In light of the outcry made by prominent leaders of color, Martin, Reck and other student leaders believe the heritage month is now more important than it has ever been.
“Our country’s leadership is not having the conversations we need to be having in order to achieve what we need to achieve, which is equity and social justice … in 2008 there was so much hope and optimism [due to Obama’s election] but I would venture to say we are in a worse place now than we were in 2008 [in terms of racial equity],” Martin said.
Martin finds fault in the concept of a post-racial society, the goal of many who would dissolve African Ancestry Month.
“The argument that African Ancestry Month further separates — instead of includes — is based upon a post-racial society, and is that really what we want?
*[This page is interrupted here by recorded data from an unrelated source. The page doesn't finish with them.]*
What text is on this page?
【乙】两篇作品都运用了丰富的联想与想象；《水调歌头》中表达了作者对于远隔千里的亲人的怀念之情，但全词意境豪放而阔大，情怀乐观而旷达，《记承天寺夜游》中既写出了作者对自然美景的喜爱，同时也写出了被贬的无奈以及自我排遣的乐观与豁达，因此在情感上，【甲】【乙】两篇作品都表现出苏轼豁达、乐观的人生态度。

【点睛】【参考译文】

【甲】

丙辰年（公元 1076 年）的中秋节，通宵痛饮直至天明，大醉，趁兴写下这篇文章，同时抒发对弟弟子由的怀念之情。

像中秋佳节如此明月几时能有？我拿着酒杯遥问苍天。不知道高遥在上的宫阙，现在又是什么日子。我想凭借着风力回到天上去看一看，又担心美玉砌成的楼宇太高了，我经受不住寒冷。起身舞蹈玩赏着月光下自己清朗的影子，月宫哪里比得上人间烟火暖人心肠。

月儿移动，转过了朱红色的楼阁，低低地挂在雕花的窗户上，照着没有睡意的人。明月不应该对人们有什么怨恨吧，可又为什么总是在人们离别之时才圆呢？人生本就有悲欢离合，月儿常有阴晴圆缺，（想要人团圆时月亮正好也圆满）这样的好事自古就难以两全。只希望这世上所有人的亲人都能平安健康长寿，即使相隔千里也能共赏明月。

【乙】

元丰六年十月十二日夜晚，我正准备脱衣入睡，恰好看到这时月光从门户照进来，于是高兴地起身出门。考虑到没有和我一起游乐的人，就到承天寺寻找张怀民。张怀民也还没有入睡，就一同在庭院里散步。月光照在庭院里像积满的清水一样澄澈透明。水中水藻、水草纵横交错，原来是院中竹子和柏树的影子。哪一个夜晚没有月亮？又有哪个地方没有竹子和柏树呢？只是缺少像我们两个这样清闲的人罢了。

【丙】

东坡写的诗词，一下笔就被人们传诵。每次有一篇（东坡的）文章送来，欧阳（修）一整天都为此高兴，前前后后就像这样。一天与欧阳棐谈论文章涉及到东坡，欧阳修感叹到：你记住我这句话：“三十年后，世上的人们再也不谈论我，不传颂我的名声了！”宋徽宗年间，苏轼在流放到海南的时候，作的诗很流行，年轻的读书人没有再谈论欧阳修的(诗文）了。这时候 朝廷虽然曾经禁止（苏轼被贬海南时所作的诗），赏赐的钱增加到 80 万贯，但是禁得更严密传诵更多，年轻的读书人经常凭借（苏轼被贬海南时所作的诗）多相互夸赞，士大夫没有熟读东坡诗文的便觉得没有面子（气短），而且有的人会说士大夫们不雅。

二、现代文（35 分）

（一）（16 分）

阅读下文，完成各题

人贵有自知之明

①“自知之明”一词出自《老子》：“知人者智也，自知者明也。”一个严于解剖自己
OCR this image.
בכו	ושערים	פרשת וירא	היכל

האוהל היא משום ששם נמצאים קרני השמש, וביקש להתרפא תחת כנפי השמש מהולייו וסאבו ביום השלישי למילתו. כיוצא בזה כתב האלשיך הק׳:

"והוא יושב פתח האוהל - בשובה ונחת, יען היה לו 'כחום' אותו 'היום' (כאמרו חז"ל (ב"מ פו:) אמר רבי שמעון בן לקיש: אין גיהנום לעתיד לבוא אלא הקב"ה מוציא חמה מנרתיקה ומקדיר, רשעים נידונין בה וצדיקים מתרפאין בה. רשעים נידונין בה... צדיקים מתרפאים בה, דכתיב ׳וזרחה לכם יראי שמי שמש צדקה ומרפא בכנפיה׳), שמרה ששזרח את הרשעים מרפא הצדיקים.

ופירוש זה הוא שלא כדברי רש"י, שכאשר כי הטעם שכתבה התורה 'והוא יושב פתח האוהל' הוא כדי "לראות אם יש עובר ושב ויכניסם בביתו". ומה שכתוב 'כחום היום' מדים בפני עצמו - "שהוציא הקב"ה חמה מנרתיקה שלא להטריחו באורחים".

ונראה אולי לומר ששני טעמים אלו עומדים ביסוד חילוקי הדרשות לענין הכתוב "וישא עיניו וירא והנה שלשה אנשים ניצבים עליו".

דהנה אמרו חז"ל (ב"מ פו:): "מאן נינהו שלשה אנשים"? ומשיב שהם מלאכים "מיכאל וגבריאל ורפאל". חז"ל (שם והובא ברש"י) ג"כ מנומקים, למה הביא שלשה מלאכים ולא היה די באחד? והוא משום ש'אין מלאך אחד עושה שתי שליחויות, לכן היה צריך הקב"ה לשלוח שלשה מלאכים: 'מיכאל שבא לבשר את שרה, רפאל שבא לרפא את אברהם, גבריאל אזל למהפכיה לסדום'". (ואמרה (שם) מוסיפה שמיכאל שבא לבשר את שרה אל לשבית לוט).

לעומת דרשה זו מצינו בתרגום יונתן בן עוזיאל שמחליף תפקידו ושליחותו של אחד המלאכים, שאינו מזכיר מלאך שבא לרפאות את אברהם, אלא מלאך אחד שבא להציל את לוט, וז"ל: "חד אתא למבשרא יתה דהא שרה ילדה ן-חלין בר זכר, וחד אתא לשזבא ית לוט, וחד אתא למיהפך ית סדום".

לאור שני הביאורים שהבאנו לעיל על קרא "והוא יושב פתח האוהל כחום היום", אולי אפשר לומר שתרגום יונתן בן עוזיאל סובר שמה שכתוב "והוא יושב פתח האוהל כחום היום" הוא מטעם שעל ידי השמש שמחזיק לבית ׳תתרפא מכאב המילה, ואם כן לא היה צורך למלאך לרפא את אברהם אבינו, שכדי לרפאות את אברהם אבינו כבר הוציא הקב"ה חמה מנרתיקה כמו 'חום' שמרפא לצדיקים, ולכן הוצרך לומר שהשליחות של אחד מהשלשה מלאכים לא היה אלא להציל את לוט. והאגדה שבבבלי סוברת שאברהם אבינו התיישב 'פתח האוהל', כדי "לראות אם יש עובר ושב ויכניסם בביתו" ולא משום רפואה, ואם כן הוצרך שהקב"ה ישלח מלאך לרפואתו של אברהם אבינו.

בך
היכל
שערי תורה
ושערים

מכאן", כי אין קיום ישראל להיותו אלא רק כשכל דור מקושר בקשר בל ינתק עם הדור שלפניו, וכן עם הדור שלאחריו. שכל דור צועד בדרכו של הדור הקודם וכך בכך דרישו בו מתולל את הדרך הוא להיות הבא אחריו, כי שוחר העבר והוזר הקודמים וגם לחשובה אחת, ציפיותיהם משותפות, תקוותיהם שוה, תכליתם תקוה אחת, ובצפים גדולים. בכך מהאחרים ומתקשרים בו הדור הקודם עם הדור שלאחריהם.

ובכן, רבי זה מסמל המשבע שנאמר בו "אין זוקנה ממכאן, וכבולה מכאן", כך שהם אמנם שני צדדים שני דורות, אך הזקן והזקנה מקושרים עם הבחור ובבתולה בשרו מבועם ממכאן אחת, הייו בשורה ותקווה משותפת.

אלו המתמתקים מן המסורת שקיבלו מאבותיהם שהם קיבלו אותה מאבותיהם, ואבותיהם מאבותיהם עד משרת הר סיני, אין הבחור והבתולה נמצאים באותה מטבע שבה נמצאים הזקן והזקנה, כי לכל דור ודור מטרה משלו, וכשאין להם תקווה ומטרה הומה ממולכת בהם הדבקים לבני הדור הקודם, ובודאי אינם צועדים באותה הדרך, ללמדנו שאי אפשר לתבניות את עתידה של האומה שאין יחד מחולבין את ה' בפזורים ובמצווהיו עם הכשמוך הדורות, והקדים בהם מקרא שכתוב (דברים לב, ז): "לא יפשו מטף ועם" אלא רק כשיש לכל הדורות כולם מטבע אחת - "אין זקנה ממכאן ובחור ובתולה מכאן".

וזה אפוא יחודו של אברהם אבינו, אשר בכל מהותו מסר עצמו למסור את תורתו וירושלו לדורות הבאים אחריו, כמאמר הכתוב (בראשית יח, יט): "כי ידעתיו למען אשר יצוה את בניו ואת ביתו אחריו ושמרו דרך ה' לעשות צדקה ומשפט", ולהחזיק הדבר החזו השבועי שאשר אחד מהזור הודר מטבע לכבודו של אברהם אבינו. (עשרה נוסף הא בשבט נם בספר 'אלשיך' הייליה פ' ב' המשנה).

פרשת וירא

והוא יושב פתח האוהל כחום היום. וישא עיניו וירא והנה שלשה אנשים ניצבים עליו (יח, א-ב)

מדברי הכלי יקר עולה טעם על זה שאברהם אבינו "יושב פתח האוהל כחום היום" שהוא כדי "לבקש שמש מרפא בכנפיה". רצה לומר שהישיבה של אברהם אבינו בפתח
Are we ready in 2016 to call this a post-racial America?” Martin asked.
“I’m fearful of a post-racial, colorblind society where we’re all gray … I think that actually takes away from the uniqueness as a country, from the melting pot, from our embracing of multiple cultures and religions and backgrounds,” Martin added.
Reck and Martin, who have both served as advisors on multiple heritage month committees, worry about the scant crowds drawn in by Ramapo’s African Ancestry Month events. Attendee demographics tend to be restricted to the racial or ethnic minority represented by the event.
“Do I think that a lot these events reach a broad audience and are successful in that respect? The answer is no,” Reck said.
Martin is adamant that white students need to make an effort to attend events highlighting cultures other than their own in order to improve race relations both on campus and in the wider world.
“Once you identify that you have privilege, no matter what it is, I believe you should use your position to either amplify the voice or speak for groups whose voices aren’t recognized or heard, " Martin said. "If you can be that ally … ask yourself how can you help others. That’s the first step.”
In his role as faculty advisor for DAC, Reck hopes to increase the impact of diversity-oriented events by broadening their appeal.
“If you’re just preaching to the choir, there’s a lot of folks who really could benefit from learning about this history, this culture, about the mistreatment and social problems that certain people face,” said Reck.
"But the thematic, ethnic, religious and racial elements tend to enforce segregation because people think, ‘this has nothing to do with me.’ We have to phrase and market these events in ways that show these topics have ramifications for all of us. We need to draw parallels between our own cultural experiences and the cultural experiences of others,” Reck said.
“DAC is beginning to co-sponsor with a broader range of student organizations so that we can ideally increase turnout. For example, our event #OscarsSoWhite will be co-sponsored by both the Black Student Union and Alpha Psi Omega, which is the theater honor society,” said Hurtado.